Dr. Markus Hofer, Leiter des Männerbüros der Diözese Feldkirch, erweitert die Diskussion um das Beschneidungsverbot um einen weiteren Aspekt der Körperlichkeit - eine Stellungnahme.


Dr. Markus Hofer, Männerbüro

Die Beschneidungsdebatte ist voll entbrannt. Das Urteil des Landgerichtes in Köln hat eine Diskussion ausgelöst, die sich so schnell nicht legen wird.Gleichzeitig ist es nicht einfach, hier zu argumentieren, denn wir befinden uns auf vermintem Gelände. Schnell gerät man in den Verdacht, es mit der Toleranz gegenüber Andersgläubigen nicht ernst zu meinen. Trotzdem, die Vorhaut ist kein Ohrläppchen, sondern ein männliches Sexualorgan und darum drängt es mich, als Männerreferent eine zusätzliche Perspektive ins Spiel zu bringen.

Die männliche Vorhaut ist bei weitem nicht so funktionslos, wie immer getan wird. Zum einen enthält sie eine beachtliche Anzahl von Nervenendungen und zum anderen schützt sie den sehr empfindsamen Eichelrand und hält ihn damit sensibel. Bei beschnittenen Männern kommt es hingegen nicht selten zu Verhärtungen, wenn nicht gar zu Vernarbungen, die die sexuelle Empfindsamkeit beeinträchtigen.
Im 19. Jh. gab es in Europa eine riesige Antionaniebewegung, in der Buben Unsägliches angetan wurde, um sie vom Onanieren abzuhalten; ein Teil unserer Geschichte, der noch gar nicht aufgearbeitet ist. Im Zuge dieser Bewegung wurden Millionen von Buben beschnitten, um ihnen damit eben das Onanieren zu erschweren. Bei Babys kommt hinzu, dass die Vorhaut mit der Eichel noch stark verbunden ist und erst gewaltsam gelöst werden muss, damit sie abgeschnitten werden kann.

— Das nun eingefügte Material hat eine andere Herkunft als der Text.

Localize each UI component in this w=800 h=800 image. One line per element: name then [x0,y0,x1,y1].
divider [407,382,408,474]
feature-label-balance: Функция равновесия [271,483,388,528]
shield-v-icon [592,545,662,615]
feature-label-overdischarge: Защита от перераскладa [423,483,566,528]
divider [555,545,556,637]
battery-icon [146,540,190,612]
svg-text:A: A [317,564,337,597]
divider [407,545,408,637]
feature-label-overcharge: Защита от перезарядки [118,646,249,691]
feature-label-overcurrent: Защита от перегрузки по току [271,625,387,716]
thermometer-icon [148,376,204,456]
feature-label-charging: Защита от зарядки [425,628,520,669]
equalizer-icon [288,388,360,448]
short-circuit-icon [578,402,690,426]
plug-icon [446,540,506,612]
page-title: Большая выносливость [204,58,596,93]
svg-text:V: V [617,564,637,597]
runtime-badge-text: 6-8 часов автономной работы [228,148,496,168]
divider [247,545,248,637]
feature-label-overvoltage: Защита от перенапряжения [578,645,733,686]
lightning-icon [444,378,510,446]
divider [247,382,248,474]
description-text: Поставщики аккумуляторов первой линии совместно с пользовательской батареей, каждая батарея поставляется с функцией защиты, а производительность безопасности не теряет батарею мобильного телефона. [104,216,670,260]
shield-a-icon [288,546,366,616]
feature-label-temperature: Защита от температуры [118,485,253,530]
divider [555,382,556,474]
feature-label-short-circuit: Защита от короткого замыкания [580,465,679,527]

Wir haben heute, nicht zuletzt aufgrund der wichtigen Missbrauchsdebatte, ein völlig neues Verständnis von der Unversehrtheit des kindlichen Körpers und dem Recht auf körperliche Selbstbestimmung. So etwas hat es bislang noch nie gegeben. Der kindliche Körper wurde eher als Gegenstand gesehen, über den die Verantwortlichen verfügen konnten. Wenn eine derartig neue Sichtweise entsteht, kann es natürlich nötig werden, auch alte Traditionen neu zu bewerten.